Last month, Grills, now 19, went on national TV saying that while she was responsible for setting up the fake Josh profile, Lori Drew and her daughter were also involved in the cruel hoax.
The message was supposed to end the online relationship with “Josh” because Grills felt the joke had gone too far. “I was trying to get her angry so she would leave him alone and I could get rid of the whole MySpace,” Grills said.
This is a well-intentioned indictment [pdf]. After all, a girl is dead and it seems that but for the hoax, she would be alive. Yet, there is a problem: The indictment was returned by a Federal grand jury in Los Angeles, while the Drews live in St. Louis, MO.
Local authorities in St. Louis investigated this incident last year, but were unable to find a law that Drew violated, so no one was charged.
Now, Federal prosecutors have their ham sandwich.

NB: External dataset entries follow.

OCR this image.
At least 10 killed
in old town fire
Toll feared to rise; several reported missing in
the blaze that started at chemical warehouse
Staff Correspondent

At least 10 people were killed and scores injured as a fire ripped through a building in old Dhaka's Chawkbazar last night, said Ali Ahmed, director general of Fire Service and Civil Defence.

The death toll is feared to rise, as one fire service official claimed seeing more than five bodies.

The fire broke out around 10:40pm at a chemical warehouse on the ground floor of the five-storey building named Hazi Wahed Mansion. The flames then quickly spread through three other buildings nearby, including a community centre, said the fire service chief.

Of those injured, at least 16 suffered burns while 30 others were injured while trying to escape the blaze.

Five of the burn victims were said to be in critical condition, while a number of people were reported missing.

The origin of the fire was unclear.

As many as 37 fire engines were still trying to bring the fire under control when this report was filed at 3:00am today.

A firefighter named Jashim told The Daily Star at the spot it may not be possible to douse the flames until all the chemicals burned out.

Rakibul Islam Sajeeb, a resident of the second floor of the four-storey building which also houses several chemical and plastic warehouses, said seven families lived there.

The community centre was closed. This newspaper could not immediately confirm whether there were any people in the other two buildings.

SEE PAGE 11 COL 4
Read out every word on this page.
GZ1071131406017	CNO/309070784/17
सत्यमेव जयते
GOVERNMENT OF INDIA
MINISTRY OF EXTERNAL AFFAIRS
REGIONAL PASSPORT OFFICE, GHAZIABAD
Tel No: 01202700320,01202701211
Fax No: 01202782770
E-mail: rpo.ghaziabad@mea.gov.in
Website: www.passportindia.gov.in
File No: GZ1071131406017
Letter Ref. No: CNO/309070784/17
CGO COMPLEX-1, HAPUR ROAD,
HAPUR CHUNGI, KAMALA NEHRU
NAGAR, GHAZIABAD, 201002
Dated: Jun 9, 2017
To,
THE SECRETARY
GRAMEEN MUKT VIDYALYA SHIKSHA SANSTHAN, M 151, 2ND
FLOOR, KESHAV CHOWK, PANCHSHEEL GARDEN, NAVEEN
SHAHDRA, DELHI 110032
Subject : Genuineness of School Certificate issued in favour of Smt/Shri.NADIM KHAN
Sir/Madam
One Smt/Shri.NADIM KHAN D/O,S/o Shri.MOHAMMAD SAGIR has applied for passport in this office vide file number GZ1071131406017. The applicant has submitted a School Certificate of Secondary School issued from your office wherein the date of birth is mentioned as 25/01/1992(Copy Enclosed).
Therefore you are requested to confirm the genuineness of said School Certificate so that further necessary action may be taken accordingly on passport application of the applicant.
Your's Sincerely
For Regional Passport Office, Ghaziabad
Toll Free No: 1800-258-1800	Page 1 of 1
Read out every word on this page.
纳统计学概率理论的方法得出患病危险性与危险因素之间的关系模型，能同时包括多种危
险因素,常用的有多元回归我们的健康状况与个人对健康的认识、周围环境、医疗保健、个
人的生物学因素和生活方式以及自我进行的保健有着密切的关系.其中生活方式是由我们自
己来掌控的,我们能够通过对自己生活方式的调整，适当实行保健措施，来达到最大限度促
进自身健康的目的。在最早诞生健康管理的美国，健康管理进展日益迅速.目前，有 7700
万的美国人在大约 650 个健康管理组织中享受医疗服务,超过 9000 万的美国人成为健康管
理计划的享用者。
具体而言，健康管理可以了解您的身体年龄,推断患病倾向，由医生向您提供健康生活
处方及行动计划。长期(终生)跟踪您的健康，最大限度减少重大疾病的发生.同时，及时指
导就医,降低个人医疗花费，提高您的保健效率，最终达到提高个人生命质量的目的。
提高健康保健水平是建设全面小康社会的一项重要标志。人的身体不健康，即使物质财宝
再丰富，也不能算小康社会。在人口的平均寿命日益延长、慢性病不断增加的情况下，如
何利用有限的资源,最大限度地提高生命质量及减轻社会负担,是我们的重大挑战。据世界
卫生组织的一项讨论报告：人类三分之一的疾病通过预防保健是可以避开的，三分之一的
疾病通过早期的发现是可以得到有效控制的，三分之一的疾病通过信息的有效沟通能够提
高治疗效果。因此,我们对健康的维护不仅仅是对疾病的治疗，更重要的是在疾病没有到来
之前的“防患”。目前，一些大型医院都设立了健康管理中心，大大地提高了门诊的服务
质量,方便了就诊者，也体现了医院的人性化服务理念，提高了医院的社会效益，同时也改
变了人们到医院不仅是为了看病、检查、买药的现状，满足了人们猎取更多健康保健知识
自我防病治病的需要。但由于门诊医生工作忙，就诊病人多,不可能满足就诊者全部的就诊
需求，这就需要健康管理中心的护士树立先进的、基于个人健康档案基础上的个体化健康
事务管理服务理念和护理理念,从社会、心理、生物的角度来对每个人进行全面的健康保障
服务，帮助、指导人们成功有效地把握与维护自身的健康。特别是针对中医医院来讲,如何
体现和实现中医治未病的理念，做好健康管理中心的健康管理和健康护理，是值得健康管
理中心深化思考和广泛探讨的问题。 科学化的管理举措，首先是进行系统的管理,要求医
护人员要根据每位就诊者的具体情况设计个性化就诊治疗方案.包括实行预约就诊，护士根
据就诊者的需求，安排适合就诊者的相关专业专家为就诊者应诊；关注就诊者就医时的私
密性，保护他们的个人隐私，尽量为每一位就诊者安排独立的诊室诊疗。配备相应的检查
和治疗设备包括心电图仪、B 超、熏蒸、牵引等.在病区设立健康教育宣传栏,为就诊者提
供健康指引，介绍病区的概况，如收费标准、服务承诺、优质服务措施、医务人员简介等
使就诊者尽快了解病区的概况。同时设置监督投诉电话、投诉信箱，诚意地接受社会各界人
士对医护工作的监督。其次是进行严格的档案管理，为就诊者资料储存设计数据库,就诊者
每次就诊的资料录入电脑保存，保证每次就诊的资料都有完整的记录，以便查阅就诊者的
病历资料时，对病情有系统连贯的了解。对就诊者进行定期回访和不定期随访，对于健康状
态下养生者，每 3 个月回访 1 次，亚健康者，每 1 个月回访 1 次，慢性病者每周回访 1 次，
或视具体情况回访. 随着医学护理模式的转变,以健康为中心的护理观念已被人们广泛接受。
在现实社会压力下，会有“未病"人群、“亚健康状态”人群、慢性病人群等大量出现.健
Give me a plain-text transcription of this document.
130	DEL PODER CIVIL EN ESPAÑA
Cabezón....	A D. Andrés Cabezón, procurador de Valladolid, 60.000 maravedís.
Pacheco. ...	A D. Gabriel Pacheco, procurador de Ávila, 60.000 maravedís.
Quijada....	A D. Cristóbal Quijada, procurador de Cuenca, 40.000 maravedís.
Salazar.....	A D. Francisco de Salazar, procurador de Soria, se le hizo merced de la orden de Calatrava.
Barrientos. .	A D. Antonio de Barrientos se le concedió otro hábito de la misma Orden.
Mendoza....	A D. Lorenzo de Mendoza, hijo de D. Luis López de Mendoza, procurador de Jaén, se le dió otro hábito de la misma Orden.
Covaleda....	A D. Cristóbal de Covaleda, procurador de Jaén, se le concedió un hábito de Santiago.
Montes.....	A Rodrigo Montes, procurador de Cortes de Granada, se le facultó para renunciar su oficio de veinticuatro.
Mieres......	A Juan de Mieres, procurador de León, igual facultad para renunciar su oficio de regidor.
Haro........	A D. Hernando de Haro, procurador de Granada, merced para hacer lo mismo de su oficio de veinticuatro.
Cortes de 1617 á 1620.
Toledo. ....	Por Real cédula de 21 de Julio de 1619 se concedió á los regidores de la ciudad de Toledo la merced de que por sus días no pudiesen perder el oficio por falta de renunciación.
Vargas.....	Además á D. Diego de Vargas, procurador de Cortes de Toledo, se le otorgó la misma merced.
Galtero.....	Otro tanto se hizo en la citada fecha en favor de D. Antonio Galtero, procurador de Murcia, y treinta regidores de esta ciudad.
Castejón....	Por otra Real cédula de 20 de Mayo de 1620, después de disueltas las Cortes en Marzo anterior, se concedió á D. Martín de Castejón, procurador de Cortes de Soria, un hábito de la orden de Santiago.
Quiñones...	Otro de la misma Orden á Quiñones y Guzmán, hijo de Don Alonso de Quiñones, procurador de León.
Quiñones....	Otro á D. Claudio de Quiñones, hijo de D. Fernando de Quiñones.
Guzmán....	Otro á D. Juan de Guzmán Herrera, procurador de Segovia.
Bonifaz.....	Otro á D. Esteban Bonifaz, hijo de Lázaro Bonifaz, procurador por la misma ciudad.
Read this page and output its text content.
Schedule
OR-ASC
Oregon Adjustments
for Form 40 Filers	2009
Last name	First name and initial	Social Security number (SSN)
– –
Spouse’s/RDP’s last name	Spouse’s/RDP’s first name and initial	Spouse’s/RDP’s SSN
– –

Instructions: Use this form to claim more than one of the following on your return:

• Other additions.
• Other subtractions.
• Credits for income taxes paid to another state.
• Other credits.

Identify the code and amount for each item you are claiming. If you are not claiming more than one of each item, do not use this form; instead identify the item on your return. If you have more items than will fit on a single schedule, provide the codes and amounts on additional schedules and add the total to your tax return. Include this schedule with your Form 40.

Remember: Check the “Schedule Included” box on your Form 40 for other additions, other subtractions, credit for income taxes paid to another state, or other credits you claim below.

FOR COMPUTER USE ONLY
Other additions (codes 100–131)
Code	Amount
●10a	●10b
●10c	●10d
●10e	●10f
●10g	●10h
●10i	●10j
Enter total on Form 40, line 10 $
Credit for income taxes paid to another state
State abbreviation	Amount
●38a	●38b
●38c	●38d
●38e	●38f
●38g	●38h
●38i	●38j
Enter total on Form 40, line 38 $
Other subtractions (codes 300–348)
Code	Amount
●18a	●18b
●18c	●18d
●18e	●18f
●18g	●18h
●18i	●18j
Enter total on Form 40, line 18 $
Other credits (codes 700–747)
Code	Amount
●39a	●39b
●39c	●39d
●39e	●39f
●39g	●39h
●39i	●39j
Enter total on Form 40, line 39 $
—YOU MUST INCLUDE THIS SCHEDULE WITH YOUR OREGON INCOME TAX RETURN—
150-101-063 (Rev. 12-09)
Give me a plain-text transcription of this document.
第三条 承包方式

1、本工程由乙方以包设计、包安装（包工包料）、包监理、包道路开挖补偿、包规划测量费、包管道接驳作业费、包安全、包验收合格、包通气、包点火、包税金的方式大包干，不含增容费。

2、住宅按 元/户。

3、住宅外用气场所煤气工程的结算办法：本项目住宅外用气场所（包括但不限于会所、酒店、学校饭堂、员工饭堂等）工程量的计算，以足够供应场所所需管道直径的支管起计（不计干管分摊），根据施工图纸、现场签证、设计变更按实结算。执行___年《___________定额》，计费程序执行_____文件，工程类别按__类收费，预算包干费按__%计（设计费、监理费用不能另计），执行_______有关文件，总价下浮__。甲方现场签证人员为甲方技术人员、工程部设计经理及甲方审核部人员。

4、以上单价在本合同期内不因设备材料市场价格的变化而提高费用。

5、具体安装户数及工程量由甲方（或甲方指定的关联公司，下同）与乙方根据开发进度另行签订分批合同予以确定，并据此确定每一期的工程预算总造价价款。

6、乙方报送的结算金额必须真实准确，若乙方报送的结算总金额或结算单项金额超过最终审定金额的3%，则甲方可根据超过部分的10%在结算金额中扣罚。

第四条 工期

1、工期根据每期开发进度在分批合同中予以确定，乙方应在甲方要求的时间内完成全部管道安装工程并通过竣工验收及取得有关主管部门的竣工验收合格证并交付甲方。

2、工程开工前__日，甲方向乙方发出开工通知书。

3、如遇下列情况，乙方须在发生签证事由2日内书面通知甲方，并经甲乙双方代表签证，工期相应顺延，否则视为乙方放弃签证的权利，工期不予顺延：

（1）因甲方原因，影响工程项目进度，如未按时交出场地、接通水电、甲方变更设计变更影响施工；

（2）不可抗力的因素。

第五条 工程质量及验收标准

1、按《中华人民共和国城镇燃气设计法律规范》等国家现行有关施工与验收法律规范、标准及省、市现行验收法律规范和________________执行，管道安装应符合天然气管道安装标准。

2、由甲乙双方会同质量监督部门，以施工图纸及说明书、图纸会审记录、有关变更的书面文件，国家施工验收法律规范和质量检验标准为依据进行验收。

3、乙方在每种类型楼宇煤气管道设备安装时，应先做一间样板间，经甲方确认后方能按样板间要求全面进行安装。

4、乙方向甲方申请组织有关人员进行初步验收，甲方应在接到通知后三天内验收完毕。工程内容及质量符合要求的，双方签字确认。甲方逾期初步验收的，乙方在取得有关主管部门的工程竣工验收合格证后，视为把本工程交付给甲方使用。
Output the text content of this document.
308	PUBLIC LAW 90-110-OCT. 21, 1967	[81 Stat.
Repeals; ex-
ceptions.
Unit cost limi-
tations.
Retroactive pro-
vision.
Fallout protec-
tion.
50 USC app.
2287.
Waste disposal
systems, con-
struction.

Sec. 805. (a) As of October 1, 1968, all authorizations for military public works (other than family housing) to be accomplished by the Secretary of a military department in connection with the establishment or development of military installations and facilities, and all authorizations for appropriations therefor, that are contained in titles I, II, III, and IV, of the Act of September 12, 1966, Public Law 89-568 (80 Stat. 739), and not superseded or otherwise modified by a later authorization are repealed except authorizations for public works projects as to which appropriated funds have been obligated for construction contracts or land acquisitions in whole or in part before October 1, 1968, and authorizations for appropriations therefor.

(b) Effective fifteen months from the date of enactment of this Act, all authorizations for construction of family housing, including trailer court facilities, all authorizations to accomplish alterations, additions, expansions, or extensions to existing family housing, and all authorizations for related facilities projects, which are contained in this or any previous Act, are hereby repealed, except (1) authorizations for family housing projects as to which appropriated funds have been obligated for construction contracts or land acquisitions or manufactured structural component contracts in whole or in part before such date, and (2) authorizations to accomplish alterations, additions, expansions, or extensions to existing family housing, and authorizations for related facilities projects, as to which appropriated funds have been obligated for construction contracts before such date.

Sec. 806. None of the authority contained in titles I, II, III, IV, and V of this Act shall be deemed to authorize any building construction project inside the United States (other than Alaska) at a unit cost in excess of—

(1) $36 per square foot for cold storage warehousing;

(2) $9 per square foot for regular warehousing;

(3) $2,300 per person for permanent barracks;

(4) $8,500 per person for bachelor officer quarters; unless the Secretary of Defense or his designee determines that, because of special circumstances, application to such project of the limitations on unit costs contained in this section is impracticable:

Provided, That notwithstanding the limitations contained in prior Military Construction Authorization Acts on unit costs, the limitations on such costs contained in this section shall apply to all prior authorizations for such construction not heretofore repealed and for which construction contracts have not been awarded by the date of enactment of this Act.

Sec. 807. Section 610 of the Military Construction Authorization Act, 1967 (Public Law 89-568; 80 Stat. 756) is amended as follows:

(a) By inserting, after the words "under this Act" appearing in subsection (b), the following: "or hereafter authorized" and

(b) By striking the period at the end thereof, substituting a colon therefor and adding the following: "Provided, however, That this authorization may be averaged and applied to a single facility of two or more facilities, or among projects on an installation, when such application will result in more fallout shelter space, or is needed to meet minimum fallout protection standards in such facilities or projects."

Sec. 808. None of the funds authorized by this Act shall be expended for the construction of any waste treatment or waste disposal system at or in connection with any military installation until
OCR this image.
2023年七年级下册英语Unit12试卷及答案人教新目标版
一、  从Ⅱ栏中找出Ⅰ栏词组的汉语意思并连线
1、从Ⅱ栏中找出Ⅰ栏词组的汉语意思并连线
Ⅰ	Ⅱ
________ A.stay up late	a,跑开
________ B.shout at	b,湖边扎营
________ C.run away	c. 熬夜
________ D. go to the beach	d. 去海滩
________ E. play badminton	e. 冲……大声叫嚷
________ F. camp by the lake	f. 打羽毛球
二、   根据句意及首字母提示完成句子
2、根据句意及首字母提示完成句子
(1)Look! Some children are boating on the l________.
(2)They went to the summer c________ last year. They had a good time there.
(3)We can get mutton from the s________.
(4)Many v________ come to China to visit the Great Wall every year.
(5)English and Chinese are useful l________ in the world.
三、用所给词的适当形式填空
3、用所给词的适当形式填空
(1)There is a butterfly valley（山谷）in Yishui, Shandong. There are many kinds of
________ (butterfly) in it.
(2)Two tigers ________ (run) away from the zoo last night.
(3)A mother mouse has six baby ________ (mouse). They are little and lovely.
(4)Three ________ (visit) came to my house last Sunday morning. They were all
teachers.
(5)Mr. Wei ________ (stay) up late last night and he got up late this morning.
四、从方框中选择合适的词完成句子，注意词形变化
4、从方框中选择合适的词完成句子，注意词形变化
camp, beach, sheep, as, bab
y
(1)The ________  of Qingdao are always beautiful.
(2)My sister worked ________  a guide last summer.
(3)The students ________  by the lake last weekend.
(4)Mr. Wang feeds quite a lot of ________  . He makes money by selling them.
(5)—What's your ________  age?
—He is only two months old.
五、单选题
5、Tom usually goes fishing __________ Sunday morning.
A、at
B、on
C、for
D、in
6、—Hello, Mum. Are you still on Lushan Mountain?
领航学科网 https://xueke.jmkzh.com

In their eagerness to visit justice on a 49-year-old woman involved in the Megan Meier MySpace suicide tragedy, federal prosecutors in Los Angeles are resorting to a novel and dangerous interpretation of a decades-old computer crime law — potentially making a felon out of anybody who violates the terms of service of any website, experts say.
Lori Drew, of O’Fallon, Missouri, is charged with one count of conspiracy and three violations of the anti-hacking Computer Fraud and Abuse Act, in a case involving cyberbullying through a fake MySpace profile.
Volokh Orin Kerr, correctly in my opinion, lists three major problems with this indictment:
Is it a federal crime to violate contractual limitations on use of a computer?… If the computer owner says that you can only access the computer if you are left-handed, or if you agree to be nice, are you committing a crime if you use the computer and are nasty or you are right-handed? If you violate the Terms of Service, are you committing a crime?
[T]he crime requires the government to show that Drew intended to violate the Terms of Service. That is, lack of authorization must be intentional — it must have been Drew’s conscious object to have violated the TOS.
The third hurdle, and perhaps the easiest way for the defense to win, is that the government’s theory requires proof that the goal of the conspiracy was to obtain information…Her apparent goal was to harass her victim and to cause emotional distress, not to obtain information from her.
Dan Solove at Co-Op is not so sure about the last one, but even if you take that out, I think #2 is a major hurdle. How can they ever prove that a) Drew read the TOS, b) understood that the TOS prevented her from setting up a fake profile to gather information about a daughter’s friend and c) intentionally violated the terms of the TOS? Just won’t happen.
While it would be ideal to have someone on whom to assign blame, it should not come at the risk of stretching the law to fit the circumstances of a particular case. When we start molding the law and stretching it and twisting it to reach one, individual, particularized goal, we start to make it extremely fluid and dangerous in its application.
[Update: Scott has more on this angle here.]
As we see time and again, there are profoundly tragic events that occur in society, for which there is no one who is legally at fault. This seems to be another of those. Of course, that’s no solace to Meier’s family, but this is a very attenuated application of a Federal law.